About two weeks ago, a television channel was discussing the election of the Pope. The anchor said that when the elector cardinals enter the Sistine Chapel and close the door and they begin to think who the next pope should be, there is a momentum taking place there. Then he said: 'Momentum' is a secular word. The Church would call it the 'Holy Spirit'. His observation was very interesting and at the same time accurate. No matter what considerations, ideas and influences from the outside come in, when they are together inside, a decision emerges from them that defies all expectations and calculations. In 2013, media outlets around the globe had published a short list of very talented, famous and influential cardinals who could be elected the pope. Jorge Mario Bergoglio was not one of them. This time too, the world's leading media outlets published their speculations and final lists. Not only the secular media, but also the Catholic media did so. Not one of them mentioned Cardinal Robert Francis Prevost as a probable candidate. Again, the same thing happens, right? All calculations made with human considerations went wrong. As the Romans say, "All who come in as popes would return as cardinals; one who came in a cardinal would reign as the pope." Meaning, against all expectations the unexpected becomes the pope.

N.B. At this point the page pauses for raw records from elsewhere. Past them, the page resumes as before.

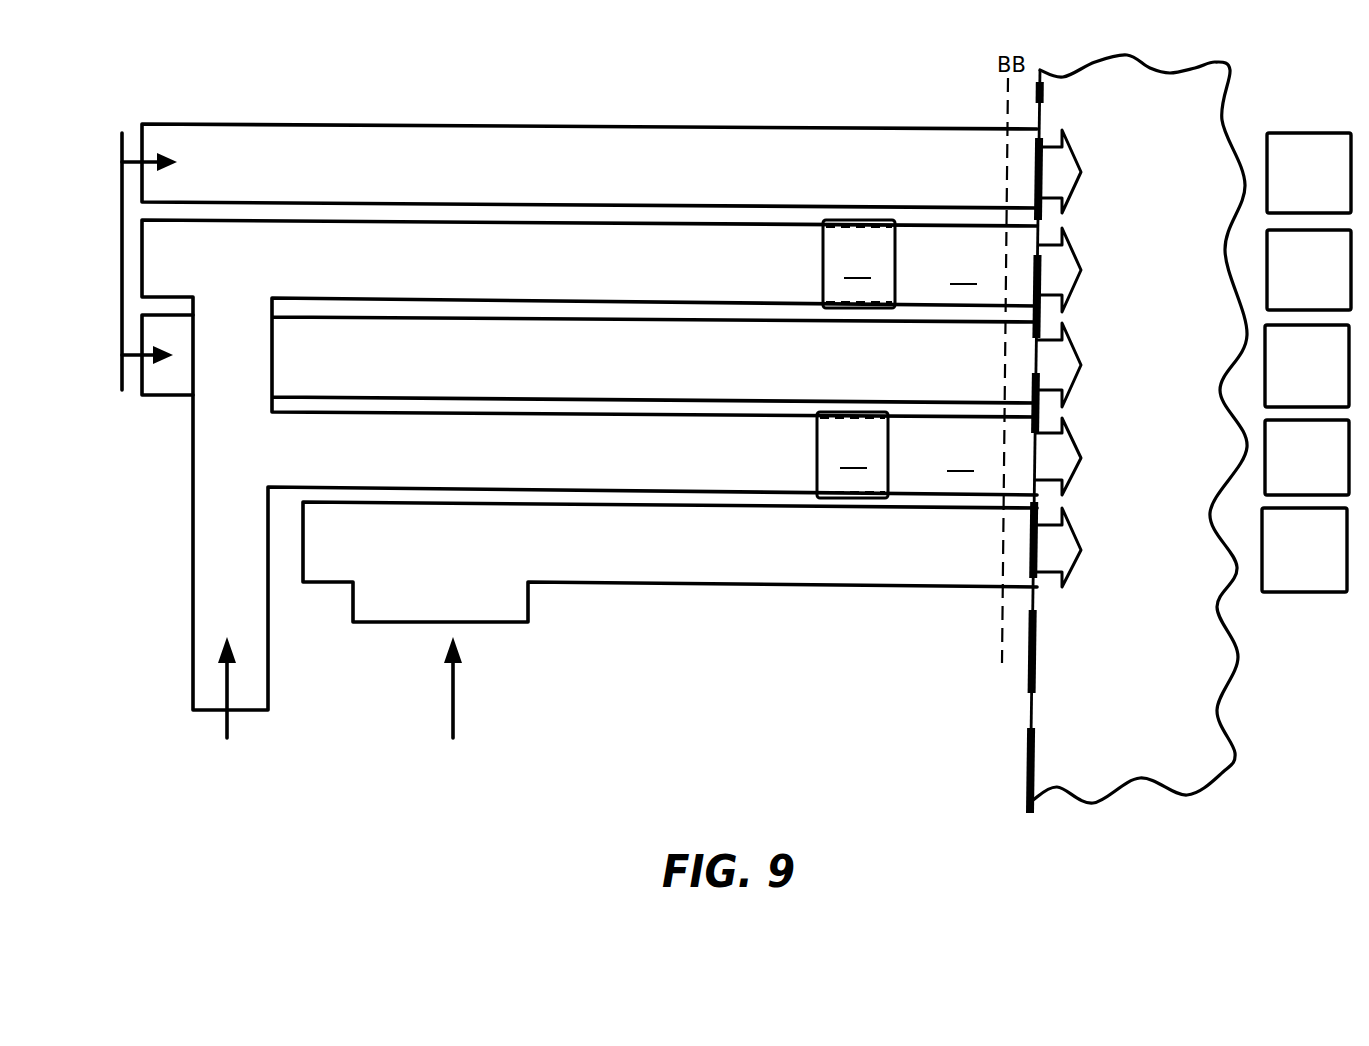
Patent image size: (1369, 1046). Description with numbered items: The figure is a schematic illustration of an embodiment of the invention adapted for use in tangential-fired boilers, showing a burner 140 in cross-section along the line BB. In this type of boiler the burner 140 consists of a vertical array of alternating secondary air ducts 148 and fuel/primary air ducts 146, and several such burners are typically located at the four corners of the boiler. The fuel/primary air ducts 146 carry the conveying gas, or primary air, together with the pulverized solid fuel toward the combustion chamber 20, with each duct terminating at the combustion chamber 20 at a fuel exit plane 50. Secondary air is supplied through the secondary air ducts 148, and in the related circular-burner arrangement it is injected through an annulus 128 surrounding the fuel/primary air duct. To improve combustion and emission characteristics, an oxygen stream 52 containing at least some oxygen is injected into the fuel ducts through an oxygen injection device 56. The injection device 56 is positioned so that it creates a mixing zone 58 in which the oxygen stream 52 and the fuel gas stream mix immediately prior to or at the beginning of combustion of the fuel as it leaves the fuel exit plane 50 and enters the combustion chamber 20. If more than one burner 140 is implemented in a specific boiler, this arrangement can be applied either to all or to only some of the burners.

The combustion chamber 20 is at (1148, 460).
The fuel exit plane 50 is at (1030, 787).
The oxygen stream 52 is at (867, 434).
The oxygen injection device 56 is at (856, 359).
The mixing zone 58 is at (963, 361).
The annulus 128 is at (454, 720).
The burner 140 is at (1315, 123).
The fuel/primary air ducts 146 is at (228, 727).
The secondary air ducts 148 is at (120, 272).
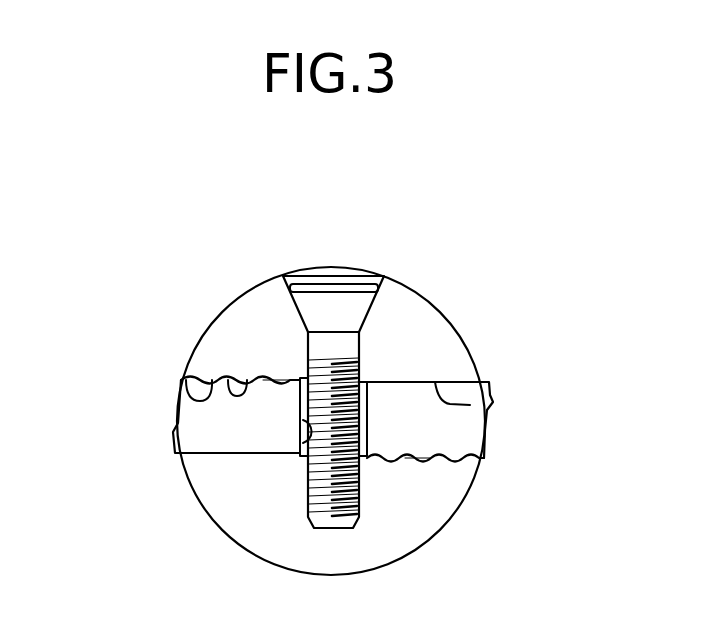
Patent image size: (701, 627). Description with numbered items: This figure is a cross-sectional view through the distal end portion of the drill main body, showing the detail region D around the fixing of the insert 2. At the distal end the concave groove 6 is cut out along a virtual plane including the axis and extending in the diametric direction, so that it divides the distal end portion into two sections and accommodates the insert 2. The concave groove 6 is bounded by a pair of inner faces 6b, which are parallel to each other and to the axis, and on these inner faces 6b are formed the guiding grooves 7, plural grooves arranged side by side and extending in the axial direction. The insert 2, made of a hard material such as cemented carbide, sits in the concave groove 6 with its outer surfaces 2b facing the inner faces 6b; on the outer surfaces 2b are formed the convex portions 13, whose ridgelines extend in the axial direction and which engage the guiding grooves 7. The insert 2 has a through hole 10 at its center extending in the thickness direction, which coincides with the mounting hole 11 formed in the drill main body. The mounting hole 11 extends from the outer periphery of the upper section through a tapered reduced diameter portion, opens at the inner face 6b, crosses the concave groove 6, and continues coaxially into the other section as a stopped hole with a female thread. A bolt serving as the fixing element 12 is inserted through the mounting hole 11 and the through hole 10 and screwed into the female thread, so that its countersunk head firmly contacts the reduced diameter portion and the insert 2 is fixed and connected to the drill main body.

The detail region D is at (231, 222).
The insert 2 is at (343, 410).
The outer surfaces of the insert 2b is at (228, 377).
The concave groove 6 is at (345, 466).
The inner faces of the concave groove 6b is at (177, 387).
The guiding grooves 7 is at (263, 377).
The through hole 10 is at (303, 455).
The mounting hole 11 is at (306, 360).
The fixing element 12 is at (352, 352).
The convex portions 13 is at (278, 377).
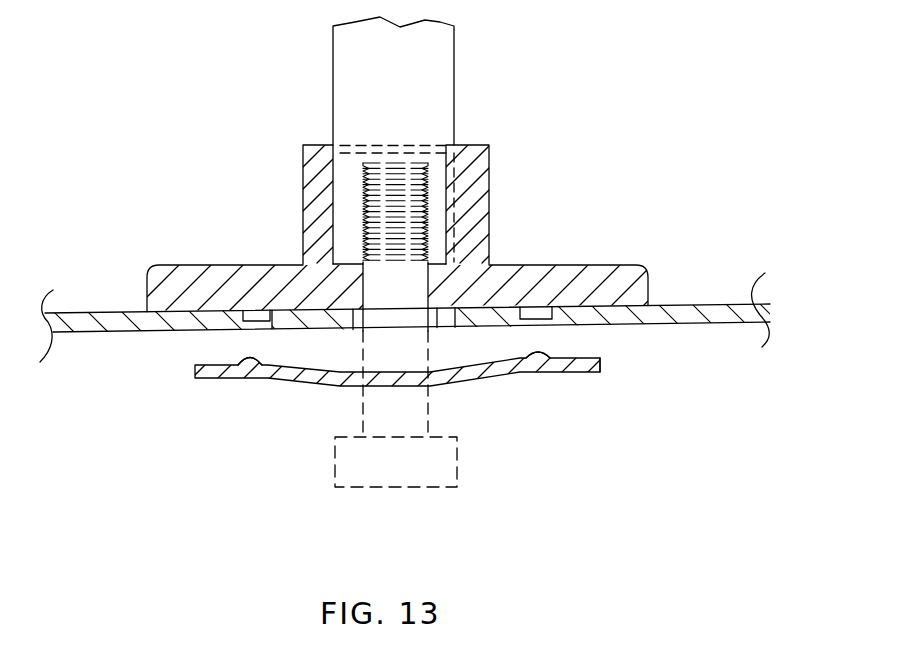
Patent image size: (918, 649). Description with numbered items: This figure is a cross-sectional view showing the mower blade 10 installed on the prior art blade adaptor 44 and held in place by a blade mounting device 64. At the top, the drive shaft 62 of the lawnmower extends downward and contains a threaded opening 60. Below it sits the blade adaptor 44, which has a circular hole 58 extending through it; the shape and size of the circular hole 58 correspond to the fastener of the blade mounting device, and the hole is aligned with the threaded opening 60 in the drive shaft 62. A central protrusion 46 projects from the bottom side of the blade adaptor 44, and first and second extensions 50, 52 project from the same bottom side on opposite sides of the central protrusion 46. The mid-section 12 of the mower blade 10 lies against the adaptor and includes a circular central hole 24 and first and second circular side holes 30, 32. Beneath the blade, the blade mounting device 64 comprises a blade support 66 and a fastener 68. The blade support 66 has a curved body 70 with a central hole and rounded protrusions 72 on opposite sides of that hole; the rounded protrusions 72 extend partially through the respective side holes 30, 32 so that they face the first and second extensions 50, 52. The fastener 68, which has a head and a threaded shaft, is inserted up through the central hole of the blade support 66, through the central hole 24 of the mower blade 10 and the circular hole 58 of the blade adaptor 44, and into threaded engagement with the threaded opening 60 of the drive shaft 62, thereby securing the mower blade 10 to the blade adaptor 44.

The mower blade 10 is at (86, 335).
The mid-section 12 is at (128, 331).
The circular central hole 24 is at (345, 327).
The first circular side hole 30 is at (247, 328).
The second circular side hole 32 is at (523, 323).
The blade adaptor 44 is at (491, 226).
The central protrusion 46 is at (432, 330).
The first extension 50 is at (282, 332).
The second extension 52 is at (513, 313).
The circular hole 58 is at (370, 300).
The threaded opening 60 is at (426, 210).
The drive shaft 62 is at (432, 90).
The blade mounting device 64 is at (479, 409).
The blade support 66 is at (587, 373).
The fastener 68 is at (442, 465).
The curved body 70 is at (208, 379).
The rounded protrusions 72 is at (250, 358).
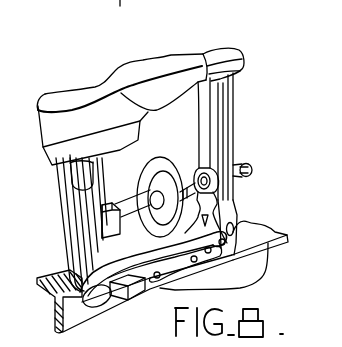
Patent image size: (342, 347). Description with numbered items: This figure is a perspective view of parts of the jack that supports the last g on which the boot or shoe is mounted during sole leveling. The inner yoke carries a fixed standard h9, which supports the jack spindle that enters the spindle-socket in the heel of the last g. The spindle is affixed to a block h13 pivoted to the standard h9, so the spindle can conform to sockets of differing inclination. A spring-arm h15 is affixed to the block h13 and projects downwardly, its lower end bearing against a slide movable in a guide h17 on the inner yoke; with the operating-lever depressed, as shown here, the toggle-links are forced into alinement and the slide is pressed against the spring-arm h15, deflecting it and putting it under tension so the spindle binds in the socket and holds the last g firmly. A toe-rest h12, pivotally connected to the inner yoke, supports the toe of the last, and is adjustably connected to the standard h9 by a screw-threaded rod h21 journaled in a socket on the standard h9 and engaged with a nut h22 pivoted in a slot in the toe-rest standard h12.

Thus, Leo XIV is the 266th successor of the Apostle Peter. If Pope Francis was the first Jesuit to be elected pope, Pope Leo XIV is the first Augustinian to be elected pope. The Augustinian Order, of which he is a member, was a mendicant order founded in 1244, shortly after the formation of the Franciscan Order. Not many people have been elected pope from outside Italy or France. Therefore, after John Paul II, Benedict XVI and Francis, Leo XIV is the fourth consecutive pope from outside Italy or France. After Eastern Europe, Western Europe and South America, now North America is also on the papal map.
The first encyclical I read in my life was 'Rerum Novarum': written in 1891. It was written by Pope Leo XIII. It was the first social encyclical in the history of the Church. That is why there seems to be reason to suspect that Leo XIV will be a successor to Leo XIII. The new Pope is said to be progressive in social matters, conservative in church matters, and moderate in some areas. As someone who has served as a priest, and as bishop in the South American country of Peru, as a Prior General of the Augustinian Order, as a person who has traveled to various parts of the world and personally comprehend the ground realities in poor countries of the South, as once a member of the Vatican Dicastery for Clergy, as the head of the Vatican Dicastery for Bishops, and as a participant in the 2019 Amazon Synod and the Synod on Synodality, it is reasonable to believe that the new Pope is someone who knows exactly the situation of the world and the Church.
I remember learning a question in a old time poem like which means 'Why care to build a dam when all the water has flowed away?' The prayer at this moment is that he may be able to build the dam while there is still some water.